24 aprile 2017
Aggiornato 07:00
Calcio - Serie A

Rigore Juve: anche il Codacons si schiera con il Milan

L’ente di Coordinamento delle Associazioni per la Difesa dell'Ambiente e dei Diritti degli Utenti e dei Consumatori ha preso posizione accanto al Milan per richiedere chiarezza sull’episodio che ha deciso il big match di venerdì sera tra i campioni d’Italia e i rossoneri di Montella.

L'azione incriminata che ha portato alla concessione del rigore per la Juventus (© Ansa)

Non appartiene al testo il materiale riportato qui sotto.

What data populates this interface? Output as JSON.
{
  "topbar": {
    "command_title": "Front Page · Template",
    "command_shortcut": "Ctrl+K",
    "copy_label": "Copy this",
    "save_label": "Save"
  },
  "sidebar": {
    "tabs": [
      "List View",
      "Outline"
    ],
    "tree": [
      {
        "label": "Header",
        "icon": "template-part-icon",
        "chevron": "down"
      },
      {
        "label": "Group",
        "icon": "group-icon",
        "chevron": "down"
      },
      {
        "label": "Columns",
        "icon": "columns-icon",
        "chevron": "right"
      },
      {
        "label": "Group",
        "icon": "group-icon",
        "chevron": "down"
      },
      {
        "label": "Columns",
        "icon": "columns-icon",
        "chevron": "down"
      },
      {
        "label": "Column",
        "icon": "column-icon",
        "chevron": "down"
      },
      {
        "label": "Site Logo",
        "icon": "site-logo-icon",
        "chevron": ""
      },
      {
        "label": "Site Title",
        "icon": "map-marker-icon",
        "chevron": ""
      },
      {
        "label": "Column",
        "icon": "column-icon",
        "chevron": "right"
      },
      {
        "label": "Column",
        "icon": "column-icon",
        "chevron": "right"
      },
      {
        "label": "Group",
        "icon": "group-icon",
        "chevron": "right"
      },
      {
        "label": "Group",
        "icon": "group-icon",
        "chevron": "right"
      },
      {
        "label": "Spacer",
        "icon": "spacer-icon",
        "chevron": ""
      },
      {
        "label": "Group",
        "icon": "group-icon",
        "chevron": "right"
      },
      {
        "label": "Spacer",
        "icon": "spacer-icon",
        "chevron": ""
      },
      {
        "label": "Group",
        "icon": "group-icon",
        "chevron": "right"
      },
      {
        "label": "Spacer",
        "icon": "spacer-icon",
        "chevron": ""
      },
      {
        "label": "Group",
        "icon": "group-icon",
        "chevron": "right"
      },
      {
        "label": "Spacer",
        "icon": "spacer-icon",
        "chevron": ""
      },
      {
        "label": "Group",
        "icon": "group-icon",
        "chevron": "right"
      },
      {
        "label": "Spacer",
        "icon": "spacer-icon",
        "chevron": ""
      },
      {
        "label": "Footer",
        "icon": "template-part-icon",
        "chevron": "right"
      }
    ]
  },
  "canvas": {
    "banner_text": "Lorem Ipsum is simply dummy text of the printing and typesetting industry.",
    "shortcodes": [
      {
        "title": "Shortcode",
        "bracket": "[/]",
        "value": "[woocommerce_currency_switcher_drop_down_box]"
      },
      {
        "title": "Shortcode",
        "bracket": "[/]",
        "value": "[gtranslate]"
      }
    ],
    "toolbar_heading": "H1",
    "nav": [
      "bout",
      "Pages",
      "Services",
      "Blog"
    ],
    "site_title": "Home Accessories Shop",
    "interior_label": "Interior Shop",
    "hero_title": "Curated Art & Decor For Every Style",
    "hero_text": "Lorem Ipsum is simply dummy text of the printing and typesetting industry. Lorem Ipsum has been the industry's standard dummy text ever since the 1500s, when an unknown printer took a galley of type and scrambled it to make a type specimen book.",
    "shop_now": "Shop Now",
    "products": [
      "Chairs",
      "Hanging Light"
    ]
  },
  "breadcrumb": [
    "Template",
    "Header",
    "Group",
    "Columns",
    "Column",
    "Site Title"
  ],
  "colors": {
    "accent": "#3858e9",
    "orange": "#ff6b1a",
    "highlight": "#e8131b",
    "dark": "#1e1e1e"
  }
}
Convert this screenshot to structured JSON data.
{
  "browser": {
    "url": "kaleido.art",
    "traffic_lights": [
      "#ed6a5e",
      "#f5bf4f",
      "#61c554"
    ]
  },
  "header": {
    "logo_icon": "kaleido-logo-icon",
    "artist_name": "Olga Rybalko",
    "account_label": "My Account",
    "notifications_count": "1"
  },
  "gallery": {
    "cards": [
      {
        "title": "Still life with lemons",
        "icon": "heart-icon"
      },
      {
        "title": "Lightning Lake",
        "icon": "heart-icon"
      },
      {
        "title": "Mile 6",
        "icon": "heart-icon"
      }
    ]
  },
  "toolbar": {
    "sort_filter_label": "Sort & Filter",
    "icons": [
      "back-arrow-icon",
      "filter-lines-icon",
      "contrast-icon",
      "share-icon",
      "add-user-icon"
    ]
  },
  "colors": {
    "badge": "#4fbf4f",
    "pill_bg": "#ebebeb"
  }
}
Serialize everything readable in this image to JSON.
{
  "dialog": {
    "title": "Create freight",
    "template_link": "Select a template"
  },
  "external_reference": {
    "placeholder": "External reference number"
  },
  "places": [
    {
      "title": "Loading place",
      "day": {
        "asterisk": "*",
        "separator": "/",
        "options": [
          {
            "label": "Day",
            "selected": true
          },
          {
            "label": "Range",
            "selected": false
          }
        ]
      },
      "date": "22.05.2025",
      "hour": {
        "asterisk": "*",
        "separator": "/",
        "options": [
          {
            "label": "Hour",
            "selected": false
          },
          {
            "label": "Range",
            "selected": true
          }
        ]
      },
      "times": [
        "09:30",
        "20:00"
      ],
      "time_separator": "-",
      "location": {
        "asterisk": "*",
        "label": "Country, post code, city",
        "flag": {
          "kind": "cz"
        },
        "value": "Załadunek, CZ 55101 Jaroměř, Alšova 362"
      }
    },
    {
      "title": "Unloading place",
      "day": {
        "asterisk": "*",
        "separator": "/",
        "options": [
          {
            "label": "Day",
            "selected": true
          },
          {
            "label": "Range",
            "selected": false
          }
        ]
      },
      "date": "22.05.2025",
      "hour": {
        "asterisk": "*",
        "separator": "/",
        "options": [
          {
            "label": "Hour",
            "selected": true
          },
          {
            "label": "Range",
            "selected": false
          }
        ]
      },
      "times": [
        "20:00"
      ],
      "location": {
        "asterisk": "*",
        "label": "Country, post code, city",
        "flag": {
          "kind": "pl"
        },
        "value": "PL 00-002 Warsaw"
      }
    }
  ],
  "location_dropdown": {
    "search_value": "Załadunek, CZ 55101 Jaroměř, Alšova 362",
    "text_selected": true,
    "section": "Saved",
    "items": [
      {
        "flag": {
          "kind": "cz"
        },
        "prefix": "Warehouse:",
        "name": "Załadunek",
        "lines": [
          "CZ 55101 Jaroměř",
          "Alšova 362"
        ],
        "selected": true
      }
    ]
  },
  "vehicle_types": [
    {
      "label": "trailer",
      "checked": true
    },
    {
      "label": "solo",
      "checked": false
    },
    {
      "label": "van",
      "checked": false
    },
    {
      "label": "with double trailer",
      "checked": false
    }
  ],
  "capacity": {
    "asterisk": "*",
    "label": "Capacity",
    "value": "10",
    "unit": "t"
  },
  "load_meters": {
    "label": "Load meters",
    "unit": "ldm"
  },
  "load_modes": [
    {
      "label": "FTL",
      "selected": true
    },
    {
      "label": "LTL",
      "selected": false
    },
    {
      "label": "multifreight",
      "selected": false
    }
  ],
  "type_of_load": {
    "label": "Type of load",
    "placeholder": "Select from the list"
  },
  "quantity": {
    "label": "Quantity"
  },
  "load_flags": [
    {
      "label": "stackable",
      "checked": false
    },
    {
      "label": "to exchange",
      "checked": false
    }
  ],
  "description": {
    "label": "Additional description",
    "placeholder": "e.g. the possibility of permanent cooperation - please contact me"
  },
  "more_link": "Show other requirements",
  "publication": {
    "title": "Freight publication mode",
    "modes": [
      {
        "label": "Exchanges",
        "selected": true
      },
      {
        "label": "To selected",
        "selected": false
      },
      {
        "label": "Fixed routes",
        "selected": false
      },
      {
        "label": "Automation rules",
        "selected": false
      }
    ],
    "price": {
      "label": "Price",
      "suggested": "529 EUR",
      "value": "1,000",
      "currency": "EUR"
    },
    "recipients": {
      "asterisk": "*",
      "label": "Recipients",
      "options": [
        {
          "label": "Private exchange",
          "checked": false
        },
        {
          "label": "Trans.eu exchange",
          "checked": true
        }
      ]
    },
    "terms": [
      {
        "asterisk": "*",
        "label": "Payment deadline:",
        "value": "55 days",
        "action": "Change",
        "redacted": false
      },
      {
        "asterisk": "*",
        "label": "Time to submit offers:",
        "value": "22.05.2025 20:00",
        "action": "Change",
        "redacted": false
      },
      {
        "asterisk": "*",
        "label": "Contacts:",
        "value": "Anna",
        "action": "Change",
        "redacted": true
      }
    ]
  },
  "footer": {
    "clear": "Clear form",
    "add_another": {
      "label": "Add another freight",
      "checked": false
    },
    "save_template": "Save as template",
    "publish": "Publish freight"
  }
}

MILANO - Ormai ci siamo abituati, appena un episodio diventa caldo tanto da destare la curiosità degli organi di informazione, che si parli di salute o di politica, di bioenergetica o di calcio, state sicuri che presto o tardi arriverà il comunicato del Codacons, vero cane da tartufi per notizie da prima pagina, a scatenare un’ulteriore polemica e a pretendere visibilità.

Impossibile quindi tralasciare il vero evento scatenante dell’ultimo weekend calcistico, il calcio di rigore concesso alla Juventus al minuto 95 della sfida contro il Milan che di fatto ha consegnato la vittoria ai bianconeri. Secondo quanto riportato dall'agenzia Adnkronos, il Codacons si sarebbe schierato apertamente a favore dei rossoneri di Montella, pretendendo giustizia per quello che è successo in campo.

Il Codacons con il Milan

«Il Codacons chiede chiarezza ai vertici del calcio sulla vicenda rigore - Juventus. Ciò che ha fatto imbestialire i giocatori del Milan sarebbero le dichiarazioni non veritiere della sestina arbitrale. Infatti risulterebbe che l'allenatore del Milan Montella abbia chiesto agli arbitri chi avesse deciso il rigore. Il terzo uomo affermava che era stato l'assistente di porta a richiamare l'attenzione sul fallo di mano. Ma l'assistente di porta interpellato ha dichiarato che era stato l'arbitro a decidere il rigore. L'arbitro però era in realtà coperto e non poteva vedere. Pertanto sono state rilasciate dichiarazioni apparentemente in conflitto tra loro. Il Codacons chiede al Procuratore Federale di acquisire le dichiarazioni arbitrali e le testimonianze al fine di accertare la correttezza del comportamento degli arbitri in occasione delle dichiarazioni rilasciate. L'arbitro del gioco del calcio è tenuto sempre ad un dovere di verità e correttezza nelle dichiarazioni che rende».